Vous avez créé la structure Island Bio. Une structure à la vision citoyenne et ambitieuse.

Au lancement du jardin de Baie de Tombeau, j’ai lancé Island Bio qui gère aujourd’hui trois jardins supplémentaires à Chamarel, Cité la Cure et Dubreuil. Le modèle est le même que le premier jardin. Island Bio fait de son mieux pour offrir les moyens aux jardins de se développer, du financement à la formation indispensable des planteurs. On ne devient pas agriculteur biologique en un jour. Cela demande du temps. Dans la permaculture, les gens ne sont pas assez formés et peu experts. L’agriculteur mauricien souffre d’une image négative. Son métier a été dévalorisé. L’âge moyen de l’agriculteur à Maurice est d’environ 67 ans. Ici, dans nos jardins, il est d’environ 30 ans. Nous sommes deux fois plus jeunes. Avec Island Bio, nous essayons d’assurer la relève de demain avec des jeunes, responsables et formés. Nous sommes en train de faire le rebranding de l’agriculteur !

La manière de manger du citoyen mauricien va-t-elle évoluer ?

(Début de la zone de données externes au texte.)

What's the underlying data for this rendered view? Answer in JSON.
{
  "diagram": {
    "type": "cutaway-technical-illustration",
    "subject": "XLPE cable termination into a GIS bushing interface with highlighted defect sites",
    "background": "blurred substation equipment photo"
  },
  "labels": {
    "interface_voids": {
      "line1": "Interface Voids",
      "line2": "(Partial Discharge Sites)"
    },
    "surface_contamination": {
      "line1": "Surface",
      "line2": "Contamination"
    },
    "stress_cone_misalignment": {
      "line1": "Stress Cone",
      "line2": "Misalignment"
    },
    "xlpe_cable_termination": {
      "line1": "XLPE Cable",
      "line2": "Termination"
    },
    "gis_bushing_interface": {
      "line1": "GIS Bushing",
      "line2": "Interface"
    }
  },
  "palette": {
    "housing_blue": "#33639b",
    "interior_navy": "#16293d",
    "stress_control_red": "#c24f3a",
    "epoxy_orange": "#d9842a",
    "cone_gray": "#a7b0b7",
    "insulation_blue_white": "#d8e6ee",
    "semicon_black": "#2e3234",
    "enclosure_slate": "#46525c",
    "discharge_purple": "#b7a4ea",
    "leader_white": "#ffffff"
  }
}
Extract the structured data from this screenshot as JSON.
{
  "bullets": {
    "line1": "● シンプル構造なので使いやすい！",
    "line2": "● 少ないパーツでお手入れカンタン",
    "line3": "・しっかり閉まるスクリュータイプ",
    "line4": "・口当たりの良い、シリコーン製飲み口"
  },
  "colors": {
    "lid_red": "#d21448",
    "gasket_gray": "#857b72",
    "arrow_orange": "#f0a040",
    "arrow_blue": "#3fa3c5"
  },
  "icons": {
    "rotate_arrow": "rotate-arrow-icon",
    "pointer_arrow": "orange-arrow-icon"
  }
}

Les mauriciens sont de plus en plus sensibles au Bio. Ils savent l’impact que cela peut avoir sur leur santé. Mais aujourd’hui, le Bio est cher et souvent inaccessible pour les plus pauvres. Que la santé dépende du portefeuille, ce n’est pas normal. Les statistiques le prouvent. A Maurice, les personnes considérées pauvres sont davantage touchées par le cancer. Il y aussi moins d’éducation. Au final, les gens défavorisés ont moins accès à la qualité.

D’où votre vision de multiplier les jardins communautaires sur l’île ?

Mon rêve est d’ouvrir 20 jardins inspirés du jardin des Dockers. On espère alors pouvoir produire 1% des besoins alimentaires sur l’île. Cela changerait beaucoup de choses, sans avoir besoin de publicité car le bouche à oreilles entre la communauté ferait son travail. On pourrait alors rêver d’avoir un impact positif sur la manière de manger à Maurice et donc sur la santé, grâce aux tonnes de légumes qui seraient injectées à des prix abordables. C’est un rêve réalisable. Les gens y croient. Le Ministère de l’Agriculture nous a donné 100 plantes et nous sommes en train de mettre en place un programme éducatif pour sensibiliser les jeunes à la biodiversité avec le Global Youth Biodiversity Network (GYBN). C’est la réponse à tout. Si tu respectes le principe de biodiversité, si tu préserves toutes les espèces, les choses iront beaucoup mieux !

Des jardins communautaires à Port-Louis, en plein centre-ville, est-ce possible ?

Oui, nous travaillons avec le PLDI (Port-Louis Development Authority) pour faire du roof top gardening. On espère commencer en 2018. Selon le PLDI, implanter des jardins communautaires sur les toits - seuls endroits où il y a de l’espace en centre-ville - permettrait d’économiser 315 millions de roupies par an. L’objectif est que la ville devienne autosuffisante. Ce n’est pas utopiste. On va commencer par un premier test. L’idée est géniale et cela marche très bien dans d’autres villes étrangères, mais il ne faudra pas négliger le côté social et la formation. Un jardin communautaire ce n’est pas chacun pour soi mais chacun pour l’autre.